Michael Kuchwara of the AP said, "You won't mistake Parton's words and music for the works of Stephen Sondheim, yet she has a simple, direct way with lyrics and a beguiling sense of melody whether it's country twang, gospel, rhythm 'n' blues, power ballad or sentimental love song. But Parton hasn't been served well by her director Joe Mantello, who pushes the musical and book writer Patricia Resnick's overstuffed cartoon of a story at a furious pace. For much of the evening, everything is played in the key of frantic, as if the director were afraid to let the show slow down, catch its breath and let us really get to know the three women who kidnap their sexist pig of a boss. And when the women are played by a talented trio of ladies such as Allison Janney, Stephanie J. Block and Megan Hilty, that's a shame."
For Elysa Gardner of USA Today, "The libretto, adapted by Patricia Resnick from her original screenplay, has a populist bent that, if timely, can take on a self-conscious earnestness. But she has also retained a flair for wry, cheeky humor that is well served by the cast — particularly Allison Janney, who deftly fills Lily Tomlin's shoes as long-suffering office manager Violet Newstead. Janney may not have a mellifluous singing voice, but her delectably tart delivery, of songs as well as dialogue, is one of the production's two strongest assets; Marc Kudisch's divinely dastardly Hart is the other. If there were a Tony Award for best sport, Kudisch would be a leading contender; his villain is bound, lassoed, shot and poisoned — and that's just in a Disney-themed hallucination sequence that's one of director Joe Mantello's more inspired touches."

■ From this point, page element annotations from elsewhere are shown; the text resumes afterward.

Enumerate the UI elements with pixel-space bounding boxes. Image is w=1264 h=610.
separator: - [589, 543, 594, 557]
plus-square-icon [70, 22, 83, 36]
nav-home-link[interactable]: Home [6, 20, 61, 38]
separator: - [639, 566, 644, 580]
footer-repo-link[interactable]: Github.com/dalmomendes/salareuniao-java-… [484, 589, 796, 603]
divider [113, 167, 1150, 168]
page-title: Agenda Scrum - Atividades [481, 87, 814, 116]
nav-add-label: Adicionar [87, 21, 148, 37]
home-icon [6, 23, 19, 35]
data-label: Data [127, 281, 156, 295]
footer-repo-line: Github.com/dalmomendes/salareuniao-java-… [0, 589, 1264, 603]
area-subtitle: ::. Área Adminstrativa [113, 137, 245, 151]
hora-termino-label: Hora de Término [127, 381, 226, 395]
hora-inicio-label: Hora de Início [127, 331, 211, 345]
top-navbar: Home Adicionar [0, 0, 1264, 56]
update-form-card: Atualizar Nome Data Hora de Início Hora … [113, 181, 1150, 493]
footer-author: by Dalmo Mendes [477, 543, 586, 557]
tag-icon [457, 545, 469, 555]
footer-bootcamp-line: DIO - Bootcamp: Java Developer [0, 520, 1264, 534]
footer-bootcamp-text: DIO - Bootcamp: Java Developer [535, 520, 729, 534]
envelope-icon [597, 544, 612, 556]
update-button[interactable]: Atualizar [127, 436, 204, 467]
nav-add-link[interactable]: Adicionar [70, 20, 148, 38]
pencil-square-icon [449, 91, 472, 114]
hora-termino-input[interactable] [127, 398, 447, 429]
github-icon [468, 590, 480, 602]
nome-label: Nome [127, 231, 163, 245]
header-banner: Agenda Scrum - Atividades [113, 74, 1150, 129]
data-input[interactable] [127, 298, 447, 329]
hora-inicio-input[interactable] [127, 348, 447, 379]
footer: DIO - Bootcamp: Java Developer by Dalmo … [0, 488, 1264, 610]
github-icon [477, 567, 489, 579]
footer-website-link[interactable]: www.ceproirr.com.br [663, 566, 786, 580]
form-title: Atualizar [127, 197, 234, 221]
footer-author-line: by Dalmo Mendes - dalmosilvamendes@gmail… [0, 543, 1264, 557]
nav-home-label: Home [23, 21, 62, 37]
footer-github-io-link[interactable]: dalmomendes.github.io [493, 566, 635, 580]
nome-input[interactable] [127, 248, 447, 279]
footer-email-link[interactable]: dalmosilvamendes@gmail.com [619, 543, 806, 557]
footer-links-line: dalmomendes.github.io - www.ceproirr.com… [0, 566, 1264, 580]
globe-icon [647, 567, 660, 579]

And Ben Brantley of the New York Times dismissed the show as a "gaudy empty musical." However, he did think, "blessed with the presence of Allison Janney. This deliciously droll actress is known for playing exceedingly competent people (“The West Wing” on television, “Present Laughter” on Broadway) with much more than mere competence, and her game but dignified professionalism is the show’s biggest asset."